FIG. 12 is an enlarged plan view showing the main parts of a conventional impeller.

[Explanation of symbols] 1 Armature 1a
Rotating shaft 2 Impeller 2a Groove portions 2b, 2c Straight portions 2d, 2e Inclined portion 3 Pump cover 3a
inlet

Claims (8)

[Claims] 1. A motor vehicle comprising a casing, an impeller having closed blades continuously formed in the circumferential direction, and a driving means for receiving a voltage supply from an on-vehicle power source to rotationally drive the impeller, the casing and the impeller A vehicle fuel pump configured to pump fuel in a pump chamber formed between opposing side surfaces of two adjacent closed blades by rotation of the impeller, the fuel pump pumping out fuel from the fuel pump. The discharge pressure is 2 to 3 times lower than the intake pipe pressure communicating with the engine.

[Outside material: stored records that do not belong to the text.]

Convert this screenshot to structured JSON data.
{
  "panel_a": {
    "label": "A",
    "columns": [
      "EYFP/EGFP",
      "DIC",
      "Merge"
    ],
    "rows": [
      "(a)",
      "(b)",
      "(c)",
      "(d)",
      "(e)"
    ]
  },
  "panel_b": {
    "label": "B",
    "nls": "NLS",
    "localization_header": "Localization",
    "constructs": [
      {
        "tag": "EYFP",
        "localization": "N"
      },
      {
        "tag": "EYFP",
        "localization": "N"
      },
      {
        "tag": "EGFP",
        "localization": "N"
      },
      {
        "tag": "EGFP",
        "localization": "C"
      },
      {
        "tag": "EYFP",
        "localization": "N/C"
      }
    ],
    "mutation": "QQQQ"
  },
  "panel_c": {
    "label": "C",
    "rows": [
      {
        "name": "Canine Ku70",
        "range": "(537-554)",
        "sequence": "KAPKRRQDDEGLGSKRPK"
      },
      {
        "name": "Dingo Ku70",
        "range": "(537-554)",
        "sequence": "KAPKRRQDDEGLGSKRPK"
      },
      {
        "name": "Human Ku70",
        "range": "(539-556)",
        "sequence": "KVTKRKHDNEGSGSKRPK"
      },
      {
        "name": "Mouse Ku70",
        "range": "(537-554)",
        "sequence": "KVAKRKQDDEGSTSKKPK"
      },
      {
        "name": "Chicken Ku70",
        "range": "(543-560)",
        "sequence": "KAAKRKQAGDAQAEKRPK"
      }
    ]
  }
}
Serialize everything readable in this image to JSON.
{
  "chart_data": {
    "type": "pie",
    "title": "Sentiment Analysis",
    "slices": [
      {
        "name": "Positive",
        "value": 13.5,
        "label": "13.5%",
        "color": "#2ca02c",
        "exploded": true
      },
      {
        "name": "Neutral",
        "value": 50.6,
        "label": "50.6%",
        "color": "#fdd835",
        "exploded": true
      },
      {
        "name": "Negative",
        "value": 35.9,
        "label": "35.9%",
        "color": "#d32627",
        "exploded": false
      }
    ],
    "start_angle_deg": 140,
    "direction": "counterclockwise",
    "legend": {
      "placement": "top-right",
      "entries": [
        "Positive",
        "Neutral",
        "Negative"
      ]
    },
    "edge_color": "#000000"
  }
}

(Kg/cm2), and the flow rate characteristics during engine operation are 50 to 200 [l/h (liters/h).
time)], and in the rotation direction of the impeller, at least a part of the side surface of one of the closed blades located on the downstream side is formed to be parallel to a plane perpendicular to the rotation of the impeller. At the same time, the tip of the side surface of the other closed blade located on the upstream side is formed to be inclined in a plane perpendicular to the rotation of the impeller so that the volume of the pump chamber expands, and the The minimum flow rate characteristic when the supply voltage from the on-board power source is reduced is 20(l).

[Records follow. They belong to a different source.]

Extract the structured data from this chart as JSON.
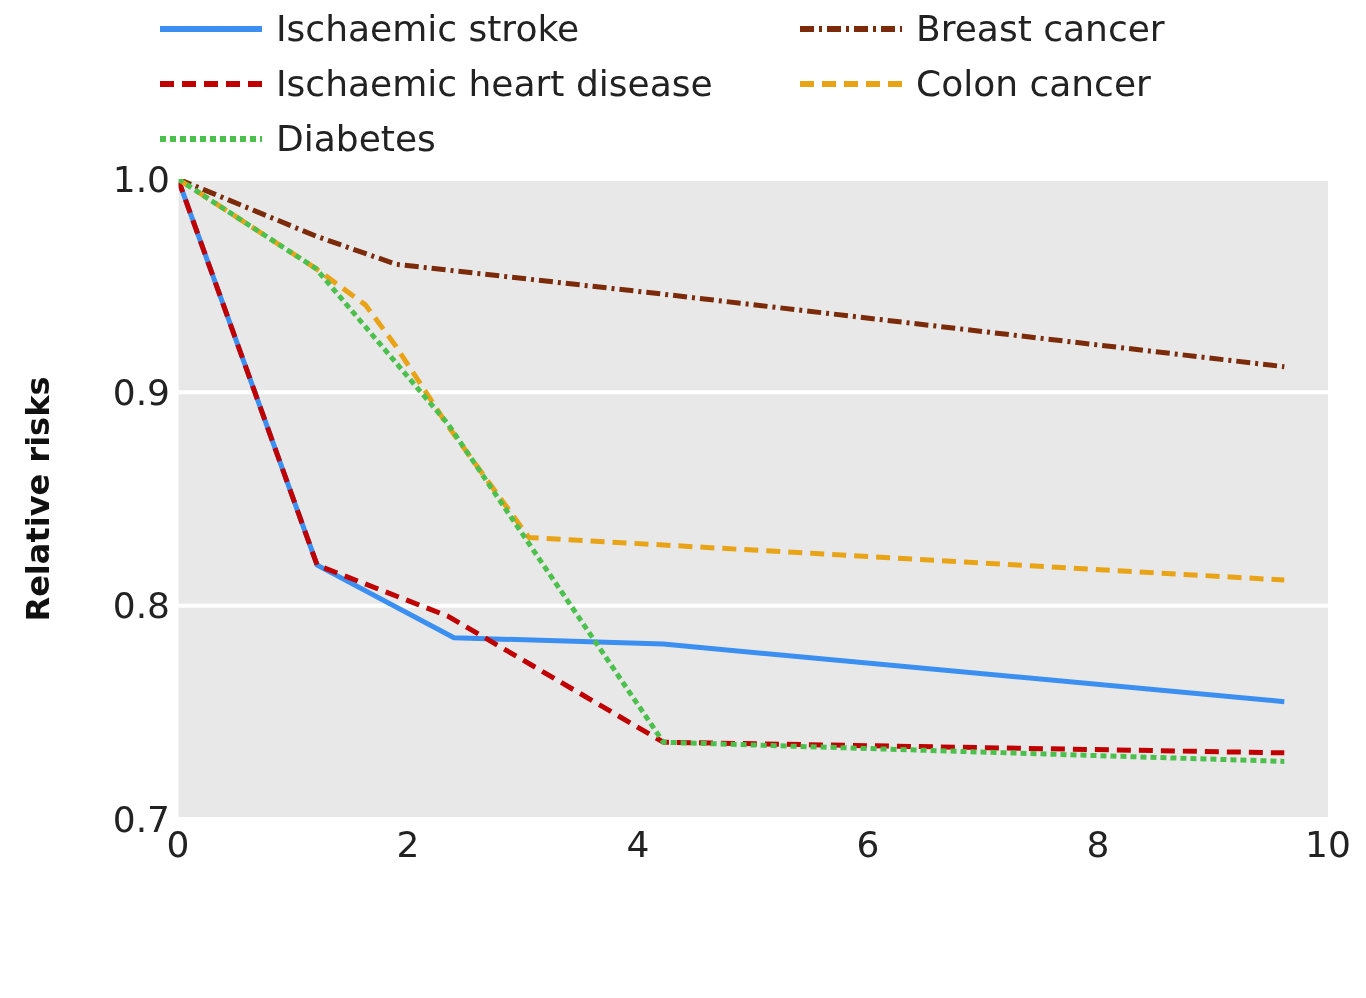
{
  "chart_data": {
    "type": "line",
    "ylabel": "Relative risks",
    "xlim": [
      0,
      10
    ],
    "xticks": [
      0,
      2,
      4,
      6,
      8,
      10
    ],
    "ylim": [
      0.7,
      1.0
    ],
    "yticks": [
      0.7,
      0.8,
      0.9,
      {
        "value": 1,
        "label": "1.0"
      }
    ],
    "grid": "y",
    "legend": "top",
    "marker": "none",
    "series": [
      {
        "name": "Ischaemic stroke",
        "color": "#3b8ff0",
        "line_style": "solid",
        "x": [
          0,
          1.21,
          2.4,
          4.22,
          9.62
        ],
        "values": [
          1.0,
          0.819,
          0.785,
          0.782,
          0.755
        ]
      },
      {
        "name": "Breast cancer",
        "color": "#7b2a0a",
        "line_style": "dashdot",
        "x": [
          0,
          1.21,
          1.9,
          4.22,
          9.62
        ],
        "values": [
          1.0,
          0.973,
          0.96,
          0.946,
          0.912
        ]
      },
      {
        "name": "Ischaemic heart disease",
        "color": "#c00000",
        "line_style": "dashed",
        "x": [
          0,
          1.21,
          2.35,
          4.22,
          9.62
        ],
        "values": [
          1.0,
          0.819,
          0.795,
          0.736,
          0.731
        ]
      },
      {
        "name": "Colon cancer",
        "color": "#e8a317",
        "line_style": "dashed",
        "x": [
          0,
          1.2,
          1.63,
          1.89,
          2.35,
          3.05,
          9.62
        ],
        "values": [
          1.0,
          0.958,
          0.941,
          0.922,
          0.884,
          0.832,
          0.812
        ]
      },
      {
        "name": "Diabetes",
        "color": "#4cc04c",
        "line_style": "dotted",
        "x": [
          0,
          1.2,
          2.35,
          4.22,
          9.62
        ],
        "values": [
          1.0,
          0.958,
          0.885,
          0.736,
          0.727
        ]
      }
    ]
  }
}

/h) or more. 2. A side surface of one of the closed blades located on the downstream side is provided with a predetermined radial length from the root of the closed blade,
2. A pumping surface according to claim 1, further comprising a pumping surface that is perpendicular to the rotation of the impeller and parallel to the plane. 3. The radial length l1 of the pumping surface is 0.2 to 0.8 times the radial length l2 of the closed blade. 4. The method according to claim 3, wherein the tip of the side surface of the other closed blade located on the upstream side has an inclination angle of 5 to 37 degrees. 5. The tip of the side surface of one of the closed blades located on the downstream side is formed with an inclined surface that is symmetrical with the tip of the side surface of the other closed blade located on the upstream side. Claim 2 characterized by: 6. The method of claim 1, wherein the inclined surface formed at the tip of the side surface of the other closed blade located on the upstream side is formed in an arc shape. 7. The impeller according to claim 5, wherein the closed blades are formed on both sides of the impeller. 8. A side surface of the other closed blade located on the upstream side is provided with a surface parallel to a pumping surface formed on a side surface of the one closed blade located on the downstream side at a predetermined diameter from the closed blade. Claim 2 characterized in that it is formed with a direction length.